Existe-t-il une régulation juridique des PPP dans le cadre de l’OHADA ? Si non, comment les investisseurs peuvent-ils sécuriser juridiquement un PPP contre les risques politiques ou sécuritaires ?

L’Organisation pour l’Harmonisation en Afrique du Droit des Affaires (OHADA) ne dispose pas d’un cadre juridique spécifique aux PPP. Cependant, des principes de base en matière de contrats et de procédures sont applicables, ce qui permet de sécuriser une partie des aspects juridiques des PPP. Pour sécuriser juridiquement un PPP contre les risques politiques ou sécuritaires, les investisseurs peuvent inclure des clauses de protection dans les contrats, telles que des garanties contre l’expropriation, des clauses de résiliation anticipée pour cause de force majeure, ou des assurances contre les risques politiques. Les investisseurs peuvent également chercher à inclure des mécanismes de résolution de conflits tels que l’arbitrage international.

Quelles sont, selon vous, les conditions pour que les PPP soient en Afrique, une option économiquement viable pour la fourniture d’infrastructures publiques ?

Avant tout, je dirai qu’un cadre juridique transparent et prévisible, ainsi qu’une stabilité politique, sont essentiels pour rassurer les investisseurs et garantir la pérennité des projets.
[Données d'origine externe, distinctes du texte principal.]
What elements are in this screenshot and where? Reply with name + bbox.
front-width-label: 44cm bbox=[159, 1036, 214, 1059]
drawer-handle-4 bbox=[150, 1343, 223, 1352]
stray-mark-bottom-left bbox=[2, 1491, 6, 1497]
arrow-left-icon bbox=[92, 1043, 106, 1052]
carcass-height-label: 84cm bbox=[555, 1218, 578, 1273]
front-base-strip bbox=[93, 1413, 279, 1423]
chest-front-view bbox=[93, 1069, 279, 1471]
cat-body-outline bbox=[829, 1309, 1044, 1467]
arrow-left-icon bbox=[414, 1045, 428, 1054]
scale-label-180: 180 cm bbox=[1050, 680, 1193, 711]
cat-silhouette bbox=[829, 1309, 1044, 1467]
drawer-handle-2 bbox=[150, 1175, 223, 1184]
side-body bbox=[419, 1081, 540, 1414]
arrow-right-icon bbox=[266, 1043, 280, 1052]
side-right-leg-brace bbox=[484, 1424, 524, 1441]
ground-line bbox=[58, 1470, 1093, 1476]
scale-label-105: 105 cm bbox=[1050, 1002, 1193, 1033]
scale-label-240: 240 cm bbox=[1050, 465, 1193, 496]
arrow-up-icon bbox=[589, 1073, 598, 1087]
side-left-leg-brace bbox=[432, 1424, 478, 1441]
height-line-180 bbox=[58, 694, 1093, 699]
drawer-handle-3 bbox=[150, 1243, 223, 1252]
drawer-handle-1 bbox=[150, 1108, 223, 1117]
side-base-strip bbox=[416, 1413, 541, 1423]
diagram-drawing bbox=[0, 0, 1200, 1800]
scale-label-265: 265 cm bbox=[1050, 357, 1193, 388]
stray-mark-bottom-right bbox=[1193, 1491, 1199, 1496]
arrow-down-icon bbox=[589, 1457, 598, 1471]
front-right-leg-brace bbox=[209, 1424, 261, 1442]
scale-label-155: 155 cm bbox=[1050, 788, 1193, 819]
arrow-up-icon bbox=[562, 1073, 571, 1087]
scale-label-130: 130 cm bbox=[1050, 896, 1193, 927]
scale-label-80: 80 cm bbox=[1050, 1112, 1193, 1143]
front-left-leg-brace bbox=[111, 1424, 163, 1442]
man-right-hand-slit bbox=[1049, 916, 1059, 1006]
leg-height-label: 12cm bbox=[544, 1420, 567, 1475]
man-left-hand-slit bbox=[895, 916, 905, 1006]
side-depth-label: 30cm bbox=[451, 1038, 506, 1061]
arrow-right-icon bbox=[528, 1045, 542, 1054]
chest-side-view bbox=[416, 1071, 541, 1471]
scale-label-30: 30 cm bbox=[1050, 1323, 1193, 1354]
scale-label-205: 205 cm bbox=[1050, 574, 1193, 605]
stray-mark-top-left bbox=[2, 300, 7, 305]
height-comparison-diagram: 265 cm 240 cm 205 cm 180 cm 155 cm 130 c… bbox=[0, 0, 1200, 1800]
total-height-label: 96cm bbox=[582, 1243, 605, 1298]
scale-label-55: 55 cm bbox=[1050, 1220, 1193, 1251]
Par ailleurs, les gouvernements doivent mettre en place des mécanismes pour partager équitablement les risques entre le secteur public et le secteur privé, notamment les risques liés à la monnaie, à la politique, et aux catastrophes naturelles. Pour que ces projets soient viables en Afrique, les gouvernements doivent également disposer des compétences et des ressources nécessaires pour gérer ces projets, notamment en matière de supervision et de contrôle des contrats. Enfin, nous le soulignons précédemment, des mécanismes de transparence sont indispensables pour garantir que ces projets sont menés de manière efficace et honnête.

Quelles sont les modalités de règlement des différends dans les projets d’infrastructures ?
Entre le recours à l’arbitrage (institutionnel ou ad hoc) et un mode alternatif de règlement des litiges, lequel est le plus souvent privilégié ? Pourquoi ?

Le règlement des différends dans les projets d’infrastructures se fait généralement par un arbitrage (institutionnel ou ad hoc). Cette approche pour la résolution des disputes est privilégiée dans la plupart des projets d’infrastructures en raison de sa capacité à offrir une solution rapide, impartiale et souvent plus efficace que les systèmes judiciaires nationaux, surtout dans les pays où les systèmes judiciaires peuvent être lents ou manquent d’indépendance. Notons que bien que moins courants que l’arbitrage, les modes alternatifs de règlement des différends, comme la médiation ou la conciliation, peuvent être utilisés pour résoudre les conflits à l’amiable. Mais l’arbitrage est généralement préféré car il permet aux parties de choisir des arbitres spécialisés dans les questions complexes liées aux infrastructures, ce qui peut conduire à une résolution plus rapide et plus technique des différends.

La Côte d’Ivoire est souvent montrée en exemple en matière de PPP en Afrique francophone.
Pensez-vous que la législation ivoirienne régissant les PPP est adaptée ? Donne-t-elle aux bailleurs de fonds et aux investisseurs potentiels les assurances voulues ?

La législation ivoirienne en matière de PPP est relativement bien développée, notamment avec la loi N° 2014-451 du 05 août 2014 relative aux contrats de PPP, qui encadre la mise en place et la gestion des PPP en Côte d’Ivoire. Cette législation offre un cadre juridique relativement sécurisé pour les investisseurs, avec des garanties concernant la transparence et la gestion des contrats. Pour autant, des défis subsistent concernant la mise en œuvre effective de cette législation et la gestion des risques politiques ou économiques. Les investisseurs peuvent chercher à sécuriser leurs investissements en incluant des clauses spécifiques dans les contrats, comme des assurances contre les risques politiques ou des garanties de performance. En d’autres mots, bien que la législation ivoirienne fournisse un cadre juridique adapté aux PPP, des efforts supplémentaires dans le temps restent nécessaires pour garantir la sécurité juridique des investisseurs et assurer la mise en œuvre efficace des projets.